593. Conto
Em tempos decidi escrever um conto neste blog. Mas devo ter-me esquecido. Só pode ter sido. Lembrei-me disso a conversar com uma amiga. Vou tentar recomeçar. Entretanto, deixo-vos com o bocadinho da prosa que tinha sido escrito antes.
Conto (I)
A disceptação teve o seu epílogo. Estava decidido. Como bom dendrófobo dirigir-me-ía para o deserto. Ele caminharia para os antípodas. Sentia-me fatigado de ser sempre apoucado nas minhas decisões. Assumiria de uma vez por todas o meu eremitismo. O badano, já cambado, haveria de suportar as duas ou três horas que me faltavam para chegar ao destino. Quando as adelfas e as carvalhinhas começaram a rarear nas margens do caminho, o dia abaçanava. A alimária alentecia e nem os golpes de butuca a fariam mover. Paramos. Coligi os escassos haveres, cobri-me com um bedém, com o qual me tinha abispado antes da partida, sentei-me ao velho jeito índio, pernas cruzadas uma sobre a outra e adormeci.
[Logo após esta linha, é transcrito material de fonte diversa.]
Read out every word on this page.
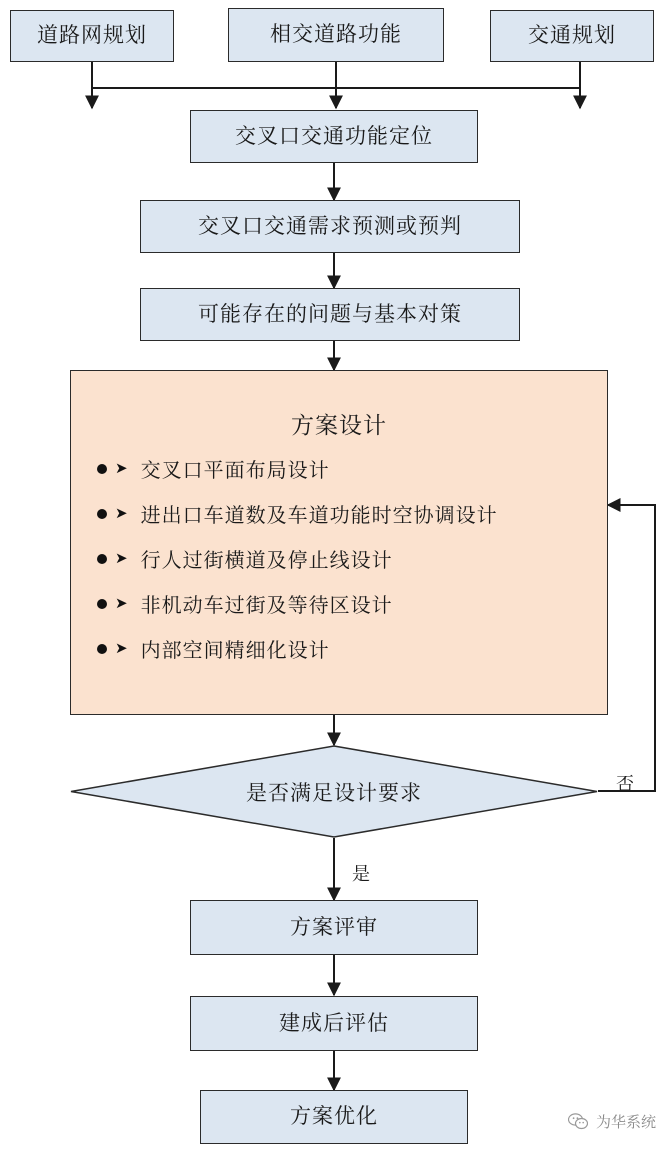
道路网规划	相交道路功能	交通规划
交叉口交通功能定位
交叉口交通需求预测或预判
可能存在的问题与基本对策
方案设计
➤ 交叉口平面布局设计
➤ 进出口车道数及车道功能时空协调设计
➤ 行人过街横道及停止线设计
➤ 非机动车过街及等待区设计
➤ 内部空间精细化设计
是否满足设计要求
是
否
方案评审
建成后评估
方案优化	为华系统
A minha mente extenuada achapuçava-se de sonhos. Abentesmas albípedes, cujas restantes partes corporais se não viam, bandarreavam no meu espírito deixando-me azabumbado. Como seria possível em lugar tão ermo me sentir cercado. Acordei abruptamente. Autócnes de aspecto boçal faziam a festa. Nunca na vida tinham deparado com tão alva tez. Com as mãos enrugadas esbarbavam-me o capote como que se inteirando da minha condição de real.
Conto (II)
Os autócnes tinham um ar fúfio. As gaforinas não ajudavam à criação de uma imagem menos depreciativa. No entanto os pescoços exibiam fulgentes colares de estranho metal. Ensaiaram uma ginga em meu redor e tentaram comunicar. Não sei se por ter acordado no momento, os sons que emitiam eram-me ininteligíveis. A última vez que tinha escutado algo similar, foi de uns indígenas de Timor Oriental que tentaram ensinar-me o seu galóli. Tive medo que se tratassem de antropófagos preparando a funçanata. Num pequeno hiato de tempo, um deles de aspecto galhardo, apercebendo-se de que eu efectivamente não estava atinando com o seu linguarejar, ensaiou uma ideografia simples mas eficaz. Aí eu não tive coragem para ilidir. Aceitei de imediato. Era um convite para repasto. Seria?